Istanbul: Standing on the East and West

The Bosphorous and Atatürk Bridge in Red
The Bosphorous and Atatürk Bridge in Red

Istanbul is a city in 2 halves divided by water and facing Asia gleaming on the opposite bank of the Bosphorous sea. The old and the new city are joined by bridges; the Gallata Bridge, the Ataturk and the Metro bridge which carries people and trams. There are also tons of ferries that carry people and cars to and from the Asia side with an enormous bridge a ruby  necklace joining the last of the “West” and the entrance to the “East”.

The Gallata Bridge connecting the old and new city of Istanbul
The Gallata Bridge with fishermen connecting the old and new city of Istanbul

Everyone is on the move, not racing like NYC but going at a comfortable rate. Turks know how to pace themselves in everything it seems.They walk slowly up and down hills, eats meals, drinks tea and strong coffee, smokes cigarettes, relax in cafes and restaurants, or loll about in Hammams as if time were an annoying fly to be shooed away or just ignored.

Ayasofya Mosque with murals to Mohammad and Allah in the same place...
Ayasofya Mosque with murals to Mohammad and Allah flanking Mary and Jesus in the same place…

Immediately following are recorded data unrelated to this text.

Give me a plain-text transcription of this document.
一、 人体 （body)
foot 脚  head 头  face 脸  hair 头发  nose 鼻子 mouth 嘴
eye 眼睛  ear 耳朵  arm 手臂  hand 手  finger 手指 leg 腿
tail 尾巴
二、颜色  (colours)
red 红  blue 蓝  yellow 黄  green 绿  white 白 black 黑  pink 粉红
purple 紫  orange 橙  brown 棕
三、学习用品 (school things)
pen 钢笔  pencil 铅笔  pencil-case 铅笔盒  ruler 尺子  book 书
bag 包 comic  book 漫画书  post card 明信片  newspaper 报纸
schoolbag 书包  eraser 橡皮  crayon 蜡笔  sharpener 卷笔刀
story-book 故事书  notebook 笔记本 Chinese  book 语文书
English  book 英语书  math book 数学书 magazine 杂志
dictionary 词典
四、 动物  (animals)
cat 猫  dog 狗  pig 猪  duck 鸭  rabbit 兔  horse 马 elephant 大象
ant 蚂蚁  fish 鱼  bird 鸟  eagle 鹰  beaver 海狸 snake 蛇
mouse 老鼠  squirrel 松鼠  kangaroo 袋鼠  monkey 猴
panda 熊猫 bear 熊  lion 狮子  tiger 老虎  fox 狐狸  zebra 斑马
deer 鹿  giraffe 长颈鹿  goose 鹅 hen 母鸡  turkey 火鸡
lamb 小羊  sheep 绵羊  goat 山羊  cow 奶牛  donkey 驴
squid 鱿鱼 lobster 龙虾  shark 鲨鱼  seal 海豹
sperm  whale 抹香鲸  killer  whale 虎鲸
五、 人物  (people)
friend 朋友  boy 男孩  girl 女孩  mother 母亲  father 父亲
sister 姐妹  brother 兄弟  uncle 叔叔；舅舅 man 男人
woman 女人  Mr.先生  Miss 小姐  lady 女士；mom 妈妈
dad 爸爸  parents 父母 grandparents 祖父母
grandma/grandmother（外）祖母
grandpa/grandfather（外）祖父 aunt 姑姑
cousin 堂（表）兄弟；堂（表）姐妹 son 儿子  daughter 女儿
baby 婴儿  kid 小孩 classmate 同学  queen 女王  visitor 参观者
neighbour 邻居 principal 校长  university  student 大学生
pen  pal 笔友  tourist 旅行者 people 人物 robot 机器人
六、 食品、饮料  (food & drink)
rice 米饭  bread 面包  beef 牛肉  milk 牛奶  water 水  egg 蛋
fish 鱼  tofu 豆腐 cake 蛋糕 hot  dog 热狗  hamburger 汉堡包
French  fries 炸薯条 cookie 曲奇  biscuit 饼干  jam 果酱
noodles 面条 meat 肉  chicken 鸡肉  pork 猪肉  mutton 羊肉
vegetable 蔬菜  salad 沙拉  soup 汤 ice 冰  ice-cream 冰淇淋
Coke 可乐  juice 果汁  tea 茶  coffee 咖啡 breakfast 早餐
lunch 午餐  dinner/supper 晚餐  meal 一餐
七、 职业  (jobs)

It’s also a city of some of the greatest wonders of the world. The Topkapi Palace, home to Ottoman kings since the days the country was ruled by King Constantine and called Constantinople sits high on the opposite hill near Ayasofya, the oldest known mosque that dates back almost 600 years, only then becoming a mosque as it originally was a wooden church built by the Christian Roman Emperor Justinian. When the turks took back the city it was burned to the ground and rebuilt in stone 2 more times on the same site. The last reconstruction was completed by 10,000 men in only 5 years.

Mosaic of gold and precious stones at Ayasofya Mosque
Mosaic of gold and precious stones at Ayasofya Mosque

Its interiors are covered by millions of mosaics depicting Christ, Allah and Mohammad, all in one place. An anomaly that boggles a modern day mind. The tiny mosaic tiles are all in gold and precious stones. What’s green are emeralds, red are rubies, blues are sapphires and on and on. It’s restoration is an ongoing process that will take years as they are removing dirt, plaster and grime that has covered much of the murals. Their aim is to remove the dirt and not to repaint or replace the original works. The Hagia Sofya sits next to the Ayasofya and is the final resting place of ancient members of the many royal families that lived and ruled in antiquity. The Blue Mosque is another architectural wonder nearby.